How do model theorists treat topological spaces as structures, i.e., what are the options for the domain, relations, and operations?

I've never done any topology, so I have only the definition to go on. I'm not even sure if you would want to take as the domain the set X of points of the space, the power set of X, only the open sets, or something else.

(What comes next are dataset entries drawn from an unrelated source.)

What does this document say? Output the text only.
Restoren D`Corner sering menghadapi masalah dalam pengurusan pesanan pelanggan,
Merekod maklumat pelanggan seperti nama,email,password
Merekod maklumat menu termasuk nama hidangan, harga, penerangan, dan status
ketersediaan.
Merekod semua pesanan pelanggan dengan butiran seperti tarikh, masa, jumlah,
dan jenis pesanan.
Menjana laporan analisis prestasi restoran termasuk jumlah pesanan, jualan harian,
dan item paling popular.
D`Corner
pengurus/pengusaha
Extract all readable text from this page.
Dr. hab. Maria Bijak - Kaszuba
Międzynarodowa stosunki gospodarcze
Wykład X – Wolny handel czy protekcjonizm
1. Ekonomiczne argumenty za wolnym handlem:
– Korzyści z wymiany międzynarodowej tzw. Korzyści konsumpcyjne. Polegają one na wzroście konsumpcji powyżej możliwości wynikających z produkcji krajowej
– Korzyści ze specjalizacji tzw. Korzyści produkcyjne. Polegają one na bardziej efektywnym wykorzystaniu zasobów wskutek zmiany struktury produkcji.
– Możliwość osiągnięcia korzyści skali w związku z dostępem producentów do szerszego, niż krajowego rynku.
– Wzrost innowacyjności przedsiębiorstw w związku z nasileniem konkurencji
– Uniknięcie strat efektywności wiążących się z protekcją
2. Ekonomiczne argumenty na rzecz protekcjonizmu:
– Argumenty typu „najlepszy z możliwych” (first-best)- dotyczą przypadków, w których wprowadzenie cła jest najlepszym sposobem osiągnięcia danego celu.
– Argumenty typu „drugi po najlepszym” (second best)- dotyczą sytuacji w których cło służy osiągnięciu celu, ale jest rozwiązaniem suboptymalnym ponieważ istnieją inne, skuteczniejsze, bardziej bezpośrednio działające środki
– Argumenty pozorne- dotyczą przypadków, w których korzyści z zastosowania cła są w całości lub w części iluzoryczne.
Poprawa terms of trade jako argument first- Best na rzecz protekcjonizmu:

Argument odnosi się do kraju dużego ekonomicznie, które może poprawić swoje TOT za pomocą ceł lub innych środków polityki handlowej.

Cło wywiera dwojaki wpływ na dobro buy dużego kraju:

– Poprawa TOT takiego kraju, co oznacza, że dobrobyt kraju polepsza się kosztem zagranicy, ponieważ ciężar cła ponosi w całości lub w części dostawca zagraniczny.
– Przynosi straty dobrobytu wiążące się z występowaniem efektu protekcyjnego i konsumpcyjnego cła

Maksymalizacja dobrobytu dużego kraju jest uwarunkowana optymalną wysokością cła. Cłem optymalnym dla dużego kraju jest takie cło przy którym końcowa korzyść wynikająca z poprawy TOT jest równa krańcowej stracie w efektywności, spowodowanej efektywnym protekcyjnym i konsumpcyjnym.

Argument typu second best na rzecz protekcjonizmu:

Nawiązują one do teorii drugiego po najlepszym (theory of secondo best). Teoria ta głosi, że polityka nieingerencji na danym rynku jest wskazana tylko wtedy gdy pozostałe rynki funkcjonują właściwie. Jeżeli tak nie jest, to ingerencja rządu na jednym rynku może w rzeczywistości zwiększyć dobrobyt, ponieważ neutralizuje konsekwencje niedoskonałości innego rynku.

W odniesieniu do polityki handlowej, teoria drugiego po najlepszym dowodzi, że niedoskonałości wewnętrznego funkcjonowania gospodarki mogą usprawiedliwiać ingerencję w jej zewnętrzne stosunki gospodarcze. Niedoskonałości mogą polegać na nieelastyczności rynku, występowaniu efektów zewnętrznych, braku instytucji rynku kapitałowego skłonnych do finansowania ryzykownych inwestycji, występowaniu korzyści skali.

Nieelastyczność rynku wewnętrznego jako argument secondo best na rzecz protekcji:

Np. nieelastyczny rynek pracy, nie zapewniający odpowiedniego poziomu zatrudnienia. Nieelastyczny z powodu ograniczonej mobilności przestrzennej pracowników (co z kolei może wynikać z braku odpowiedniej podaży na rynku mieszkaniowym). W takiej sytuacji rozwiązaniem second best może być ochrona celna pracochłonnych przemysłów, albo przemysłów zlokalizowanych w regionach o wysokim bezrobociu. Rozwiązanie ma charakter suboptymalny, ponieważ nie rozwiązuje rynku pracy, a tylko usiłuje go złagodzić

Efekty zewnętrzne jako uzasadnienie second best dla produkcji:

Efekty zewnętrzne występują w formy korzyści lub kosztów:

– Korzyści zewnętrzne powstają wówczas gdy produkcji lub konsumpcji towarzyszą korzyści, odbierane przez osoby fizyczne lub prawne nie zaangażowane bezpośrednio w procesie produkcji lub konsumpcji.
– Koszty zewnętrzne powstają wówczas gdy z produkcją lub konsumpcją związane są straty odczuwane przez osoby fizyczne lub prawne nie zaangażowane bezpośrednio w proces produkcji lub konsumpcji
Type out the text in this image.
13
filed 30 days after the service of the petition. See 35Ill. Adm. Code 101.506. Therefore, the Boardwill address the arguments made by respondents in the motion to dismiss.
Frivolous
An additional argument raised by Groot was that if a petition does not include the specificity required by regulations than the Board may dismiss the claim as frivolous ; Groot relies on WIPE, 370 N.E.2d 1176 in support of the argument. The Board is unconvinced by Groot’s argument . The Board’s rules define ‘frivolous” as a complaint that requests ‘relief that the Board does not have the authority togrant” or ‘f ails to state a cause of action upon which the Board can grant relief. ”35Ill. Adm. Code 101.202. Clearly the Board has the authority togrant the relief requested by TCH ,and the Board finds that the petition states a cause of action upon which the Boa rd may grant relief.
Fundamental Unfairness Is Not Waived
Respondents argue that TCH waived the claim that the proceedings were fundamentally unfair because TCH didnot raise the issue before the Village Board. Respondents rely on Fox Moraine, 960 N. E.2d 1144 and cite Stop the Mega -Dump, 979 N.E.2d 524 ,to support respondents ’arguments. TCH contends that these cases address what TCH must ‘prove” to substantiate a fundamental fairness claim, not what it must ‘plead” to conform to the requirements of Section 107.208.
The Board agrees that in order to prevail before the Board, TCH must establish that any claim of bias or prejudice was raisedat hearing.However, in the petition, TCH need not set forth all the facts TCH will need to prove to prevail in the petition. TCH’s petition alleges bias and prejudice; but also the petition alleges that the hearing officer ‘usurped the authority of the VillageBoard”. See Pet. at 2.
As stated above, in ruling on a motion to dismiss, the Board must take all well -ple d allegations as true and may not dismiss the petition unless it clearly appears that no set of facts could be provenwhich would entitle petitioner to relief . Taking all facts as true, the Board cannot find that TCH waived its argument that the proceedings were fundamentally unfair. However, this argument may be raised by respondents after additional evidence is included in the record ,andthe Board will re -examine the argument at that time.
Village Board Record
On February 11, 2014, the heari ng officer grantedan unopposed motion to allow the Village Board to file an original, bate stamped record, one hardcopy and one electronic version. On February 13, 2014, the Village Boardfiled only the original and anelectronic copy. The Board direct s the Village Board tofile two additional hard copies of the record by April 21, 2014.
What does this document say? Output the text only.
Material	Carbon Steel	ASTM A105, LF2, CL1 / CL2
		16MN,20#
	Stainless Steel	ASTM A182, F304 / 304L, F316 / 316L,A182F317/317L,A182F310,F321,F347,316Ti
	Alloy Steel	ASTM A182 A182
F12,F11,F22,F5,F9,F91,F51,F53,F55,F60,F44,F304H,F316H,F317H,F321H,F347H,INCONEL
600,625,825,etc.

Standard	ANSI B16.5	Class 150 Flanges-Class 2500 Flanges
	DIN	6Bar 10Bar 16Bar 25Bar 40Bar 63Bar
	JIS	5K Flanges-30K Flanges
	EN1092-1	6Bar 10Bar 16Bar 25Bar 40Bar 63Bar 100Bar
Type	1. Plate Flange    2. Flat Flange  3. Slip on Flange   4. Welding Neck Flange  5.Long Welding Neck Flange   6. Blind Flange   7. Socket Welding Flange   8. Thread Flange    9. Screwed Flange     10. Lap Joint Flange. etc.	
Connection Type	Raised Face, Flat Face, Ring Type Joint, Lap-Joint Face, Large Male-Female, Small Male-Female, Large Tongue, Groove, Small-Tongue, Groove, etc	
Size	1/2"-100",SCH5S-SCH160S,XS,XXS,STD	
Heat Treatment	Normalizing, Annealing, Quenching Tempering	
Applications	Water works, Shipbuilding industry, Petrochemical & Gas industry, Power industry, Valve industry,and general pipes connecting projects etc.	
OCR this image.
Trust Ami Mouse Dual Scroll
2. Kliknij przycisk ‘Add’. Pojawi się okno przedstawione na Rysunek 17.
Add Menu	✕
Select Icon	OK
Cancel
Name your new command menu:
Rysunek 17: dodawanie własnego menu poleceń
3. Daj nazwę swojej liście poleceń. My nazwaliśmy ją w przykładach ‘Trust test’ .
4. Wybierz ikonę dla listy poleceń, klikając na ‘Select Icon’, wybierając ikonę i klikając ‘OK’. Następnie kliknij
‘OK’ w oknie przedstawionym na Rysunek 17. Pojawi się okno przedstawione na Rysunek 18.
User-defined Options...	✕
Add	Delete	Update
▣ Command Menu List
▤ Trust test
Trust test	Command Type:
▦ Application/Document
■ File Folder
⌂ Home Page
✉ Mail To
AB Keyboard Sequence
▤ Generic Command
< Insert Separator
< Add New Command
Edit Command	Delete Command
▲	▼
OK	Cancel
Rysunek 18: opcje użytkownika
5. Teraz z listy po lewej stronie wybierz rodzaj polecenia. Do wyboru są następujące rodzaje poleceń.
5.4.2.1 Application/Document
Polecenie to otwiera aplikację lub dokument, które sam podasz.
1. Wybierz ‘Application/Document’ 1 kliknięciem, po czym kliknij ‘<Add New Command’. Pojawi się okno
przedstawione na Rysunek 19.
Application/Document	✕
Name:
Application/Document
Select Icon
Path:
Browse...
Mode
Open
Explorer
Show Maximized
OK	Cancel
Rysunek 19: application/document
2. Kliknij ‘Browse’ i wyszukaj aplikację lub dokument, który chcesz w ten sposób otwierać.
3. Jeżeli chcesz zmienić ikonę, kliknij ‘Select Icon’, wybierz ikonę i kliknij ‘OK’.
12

• The class of topological spaces is not an elementary class: see here. So if you want a theory that admits all topological spaces as models and only topological spaces, you must look for a theory in something other than first-order logic. Jan 10 '12 at 12:49
• Thank you. I was just curious what a structure would look like. I'm not sure if a topology is necessarily a set, but is the idea to let the domain be the union of X, P(X), and P(P(X)), so the topologies will just be individuals? I don't understand the point of the R and S binary relations; are these just for the different sorts Jan 10 '12 at 14:03
• @Rachel, in order to make sure a user reads a comment you leave, you can use the "@user" construction, so they will get a notification. It's not clear Zhen Lin will ever reread this without a notification. Jan 10 '12 at 16:58
• The idea is that the domain is $X\cup\wp(X)\cup\wp(\wp(X))$; members of $X$ are the points of the space, members of $\wp(X)$ are sets of points in the space, and members of $\wp(\wp(X))$ are sets of sets of points in the space. One of the axioms will say that there is a member of $\wp(\wp(X))$ that is a topology. The relations $R$ and $S$ are there to make it possible to say that a type $0$ object (a point) is an element of a type $1$ object (a set of points), and that a type $1$ object is a member of a type $2$ object (a set of sets of points). Jan 11 '12 at 4:50
• @ZhenLin Thanks! Jan 11 '12 at 5:11

The idea is that the domain is $X\cup\wp(X)\cup\wp(\wp(X))$; members of $X$ are the points of the space, members of $\wp(X)$ are sets of points in the space, and members of $\wp(\wp(X))$ are sets of sets of points in the space. One of the axioms will say that there is a member of $\wp(\wp(X))$ that is a topology. The relations $R$ and $S$ are there to make it possible to say that a type $0$ object (a point) is an element of a type $1$ object (a set of points), and that a type $1$ object is a member of a type $2$ object (a set of sets of points).